The mining Bill no. 191/2020 disrespects, among other provisions, the right of the Indigenous peoples to a prior and informed consultation to reach the terms of an eventual consent, provided for in at least three international treaties adopted by Brazil. But the Yanomami see this consultation as insufficient. Like many other Indigenous people immune to the biblical tradition, they do not consider themselves the masters of all creation whose only purpose is to serve them. They share the rights to their land with all the other beings that inhabit it. Therefore, in his rejection of mining, Davi Kopenawa adds:
"It is not just we the Indigenous people who live on our land. Do you want to ask all forest dwellers what they think of mining? Ask the animals, plants, the thunder, the wind, the Xapiri spirits, because they all live in the forest. The forest can also take revenge on us when it is hurt." [1]

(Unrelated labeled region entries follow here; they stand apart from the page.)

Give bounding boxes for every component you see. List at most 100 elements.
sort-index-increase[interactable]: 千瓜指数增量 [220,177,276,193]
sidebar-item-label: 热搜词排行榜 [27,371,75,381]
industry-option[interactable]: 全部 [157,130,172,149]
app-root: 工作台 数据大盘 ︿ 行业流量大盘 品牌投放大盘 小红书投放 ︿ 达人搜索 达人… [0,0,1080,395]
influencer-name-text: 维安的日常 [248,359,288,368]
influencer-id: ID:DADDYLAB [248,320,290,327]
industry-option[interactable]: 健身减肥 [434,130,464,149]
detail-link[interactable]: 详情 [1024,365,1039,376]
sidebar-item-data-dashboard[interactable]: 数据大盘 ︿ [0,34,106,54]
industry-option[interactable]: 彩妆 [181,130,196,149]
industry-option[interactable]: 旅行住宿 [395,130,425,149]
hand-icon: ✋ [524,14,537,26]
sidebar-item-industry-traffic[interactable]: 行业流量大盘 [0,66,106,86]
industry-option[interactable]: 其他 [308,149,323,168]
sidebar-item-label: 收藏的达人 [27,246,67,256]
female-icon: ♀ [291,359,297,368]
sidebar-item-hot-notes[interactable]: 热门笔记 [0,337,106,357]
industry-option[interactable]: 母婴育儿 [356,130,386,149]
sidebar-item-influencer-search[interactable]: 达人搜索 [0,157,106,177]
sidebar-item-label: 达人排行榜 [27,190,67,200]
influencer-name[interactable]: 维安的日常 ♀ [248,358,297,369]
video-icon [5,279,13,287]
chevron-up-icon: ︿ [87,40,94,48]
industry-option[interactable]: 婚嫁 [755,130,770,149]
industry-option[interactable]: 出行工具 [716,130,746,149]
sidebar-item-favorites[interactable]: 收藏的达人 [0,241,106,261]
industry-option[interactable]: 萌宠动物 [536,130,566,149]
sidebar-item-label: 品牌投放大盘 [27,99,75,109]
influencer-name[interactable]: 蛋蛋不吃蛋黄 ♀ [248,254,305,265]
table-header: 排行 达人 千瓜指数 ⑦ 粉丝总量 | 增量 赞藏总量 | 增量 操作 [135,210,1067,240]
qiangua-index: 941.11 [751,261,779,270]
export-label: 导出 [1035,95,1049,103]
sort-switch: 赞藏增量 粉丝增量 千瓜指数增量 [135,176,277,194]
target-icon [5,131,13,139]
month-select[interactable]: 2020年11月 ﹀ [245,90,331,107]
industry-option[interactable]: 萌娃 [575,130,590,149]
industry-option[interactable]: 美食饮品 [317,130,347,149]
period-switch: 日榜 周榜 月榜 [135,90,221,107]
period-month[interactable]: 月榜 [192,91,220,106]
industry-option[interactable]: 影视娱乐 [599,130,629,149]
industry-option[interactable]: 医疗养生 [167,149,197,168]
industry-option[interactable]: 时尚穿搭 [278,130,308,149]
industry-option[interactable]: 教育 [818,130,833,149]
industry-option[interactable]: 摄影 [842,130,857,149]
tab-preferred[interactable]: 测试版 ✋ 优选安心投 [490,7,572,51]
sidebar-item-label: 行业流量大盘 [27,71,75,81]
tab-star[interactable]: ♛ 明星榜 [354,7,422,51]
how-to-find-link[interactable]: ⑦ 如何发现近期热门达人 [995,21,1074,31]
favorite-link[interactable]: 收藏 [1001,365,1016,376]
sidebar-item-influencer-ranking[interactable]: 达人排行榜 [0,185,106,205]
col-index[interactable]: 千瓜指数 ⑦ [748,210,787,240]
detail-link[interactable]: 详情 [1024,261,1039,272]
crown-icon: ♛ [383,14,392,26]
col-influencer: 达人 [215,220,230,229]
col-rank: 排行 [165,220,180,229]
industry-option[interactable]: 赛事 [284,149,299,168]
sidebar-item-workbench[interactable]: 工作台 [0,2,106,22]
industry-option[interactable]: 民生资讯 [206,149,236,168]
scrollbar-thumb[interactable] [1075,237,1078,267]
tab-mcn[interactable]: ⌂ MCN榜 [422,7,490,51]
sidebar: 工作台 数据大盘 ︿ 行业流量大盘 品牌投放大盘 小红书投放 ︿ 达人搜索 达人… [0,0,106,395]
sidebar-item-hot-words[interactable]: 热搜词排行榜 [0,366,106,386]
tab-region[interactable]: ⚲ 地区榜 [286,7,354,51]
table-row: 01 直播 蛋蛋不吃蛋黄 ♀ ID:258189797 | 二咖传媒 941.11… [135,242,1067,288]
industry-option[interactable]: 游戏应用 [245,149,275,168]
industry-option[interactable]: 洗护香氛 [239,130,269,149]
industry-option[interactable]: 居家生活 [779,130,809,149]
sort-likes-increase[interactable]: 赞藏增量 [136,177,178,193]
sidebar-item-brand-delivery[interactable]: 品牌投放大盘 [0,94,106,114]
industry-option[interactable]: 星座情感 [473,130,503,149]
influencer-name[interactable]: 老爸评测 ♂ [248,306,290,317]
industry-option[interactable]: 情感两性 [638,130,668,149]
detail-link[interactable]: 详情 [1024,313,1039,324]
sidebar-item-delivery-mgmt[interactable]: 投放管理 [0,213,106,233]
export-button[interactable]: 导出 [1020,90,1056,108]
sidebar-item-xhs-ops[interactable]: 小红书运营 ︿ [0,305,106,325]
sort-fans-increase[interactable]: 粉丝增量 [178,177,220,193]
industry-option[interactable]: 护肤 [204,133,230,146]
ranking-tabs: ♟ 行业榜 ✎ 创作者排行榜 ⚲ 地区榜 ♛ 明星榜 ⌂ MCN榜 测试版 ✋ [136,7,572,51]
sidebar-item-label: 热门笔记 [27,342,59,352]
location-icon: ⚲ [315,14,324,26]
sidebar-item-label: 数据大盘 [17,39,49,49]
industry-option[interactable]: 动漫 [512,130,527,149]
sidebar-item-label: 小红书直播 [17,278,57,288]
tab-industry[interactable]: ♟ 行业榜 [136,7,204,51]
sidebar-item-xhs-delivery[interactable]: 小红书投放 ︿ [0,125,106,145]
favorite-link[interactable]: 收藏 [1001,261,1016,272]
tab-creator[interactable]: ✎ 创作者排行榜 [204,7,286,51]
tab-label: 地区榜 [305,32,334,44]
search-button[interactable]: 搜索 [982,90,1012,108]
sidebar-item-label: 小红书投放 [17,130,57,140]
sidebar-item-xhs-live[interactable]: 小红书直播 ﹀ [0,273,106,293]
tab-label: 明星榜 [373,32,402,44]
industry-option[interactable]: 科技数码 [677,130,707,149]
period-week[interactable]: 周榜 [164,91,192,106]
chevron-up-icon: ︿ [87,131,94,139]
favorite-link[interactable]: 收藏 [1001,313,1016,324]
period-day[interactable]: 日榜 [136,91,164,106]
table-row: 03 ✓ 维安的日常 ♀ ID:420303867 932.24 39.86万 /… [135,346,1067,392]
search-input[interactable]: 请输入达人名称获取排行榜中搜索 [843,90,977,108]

[1] Hatukara Associação Yanomami, “Carta aberta sobre o desenvolvimento dos Yanomami.” Feb. 2, 2008. Available at https://hutukara.org/images/stories/Carta_aberta_sobre_o_desenvolvimento_dos_Yanomami.doc. Retrieved Nov. 19, 2021.
From Carneiro da Cunha, Manuela. "Rio das mortes." Luiz Zerbini: The Same Story is Never the Same. São Paulo: MASP, 2022. 94-103. Print.